Effective in 2011, U.S. commercial health plans with medical loss ratios on fully insured products, as calculated
under the definitions in the Health Reform Legislation, that fall below certain targets are required to rebate
ratable portions of their premiums to their customers annually. Premium revenues are recognized based on the
estimated premiums earned net of projected rebates because we are able to reasonably estimate the ultimate
premiums of these contracts. Each period, we estimate premium rebates based on the expected financial
performance of the applicable contracts within each defined aggregation set (e.g., by state, group size and
licensed subsidiary). The most significant factors in estimating the financial performance are current and future
premiums and medical claim experience, effective tax rates and expected changes in business mix. The estimated
ultimate premium is revised each period to reflect current and projected experience.

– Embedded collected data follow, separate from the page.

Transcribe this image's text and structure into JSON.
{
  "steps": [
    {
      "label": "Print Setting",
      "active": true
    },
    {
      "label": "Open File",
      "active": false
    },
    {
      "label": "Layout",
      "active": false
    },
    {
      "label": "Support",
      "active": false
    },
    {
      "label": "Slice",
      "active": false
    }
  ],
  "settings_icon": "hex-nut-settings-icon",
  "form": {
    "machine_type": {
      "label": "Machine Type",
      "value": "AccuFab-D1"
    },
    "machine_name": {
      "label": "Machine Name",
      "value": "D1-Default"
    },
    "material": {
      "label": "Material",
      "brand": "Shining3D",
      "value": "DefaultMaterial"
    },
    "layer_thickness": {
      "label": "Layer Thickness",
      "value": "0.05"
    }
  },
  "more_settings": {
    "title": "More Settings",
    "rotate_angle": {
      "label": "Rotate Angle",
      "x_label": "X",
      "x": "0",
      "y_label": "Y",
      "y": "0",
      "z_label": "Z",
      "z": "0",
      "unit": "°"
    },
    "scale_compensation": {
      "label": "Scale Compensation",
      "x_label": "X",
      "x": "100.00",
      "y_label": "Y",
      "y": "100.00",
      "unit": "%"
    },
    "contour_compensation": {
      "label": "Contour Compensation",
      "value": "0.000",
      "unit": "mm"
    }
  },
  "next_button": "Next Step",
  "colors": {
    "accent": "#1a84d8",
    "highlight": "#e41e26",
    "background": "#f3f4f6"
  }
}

Our Medicare Advantage and Part D premium revenues are subject to periodic adjustment under CMS’ risk
adjustment payment methodology. The CMS risk adjustment model provides higher per member payments for
enrollees diagnosed with certain conditions and lower payments for enrollees who are healthier. We and health
care providers collect, capture, and submit available diagnosis data to CMS within prescribed deadlines. CMS
uses submitted diagnosis codes, demographic information, and special statuses to determine the risk score for
most Medicare Advantage beneficiaries. CMS also retroactively adjusts risk scores during the year based on
additional data. We estimate risk adjustment revenues based upon the data submitted and expected to be
submitted to CMS. As a result of the variability of factors that determine such estimations, the actual amount of
CMS’ retroactive payments could be materially more or less than our estimates. This may result in favorable or
unfavorable adjustments to our Medicare premium revenue and, accordingly, our profitability. Risk adjustment
data for certain of our plans is subject to review by the government, including audit by regulators. See Note 12 of
Notes to the Consolidated Financial Statements included in Item 8, “Financial Statements” for additional
information regarding these audits.
Goodwill and Intangible Assets
Goodwill. Goodwill represents the amount of the purchase price in excess of the fair values assigned to the
underlying identifiable net assets of acquired businesses. Goodwill is not amortized, but is subject to an annual
impairment test. Tests are performed more frequently if events occur or circumstances change that would more
likely than not reduce the fair value of the reporting unit below its carrying amount.
To determine whether goodwill is impaired, we perform a multi-step impairment test. First, we can elect to
perform a qualitative assessment of each reporting unit to determine whether facts and circumstances support a
determination that their fair values are greater than their carrying values. If the qualitative analysis is not
conclusive, or if we elect to proceed directly with quantitative testing, we will then measure the fair values of the
reporting units and compare them to their aggregate carrying values, including goodwill. If the fair value is less
than the carrying value of the reporting unit, then the implied value of goodwill would be calculated and
compared to the carrying amount of goodwill to determine whether goodwill is impaired.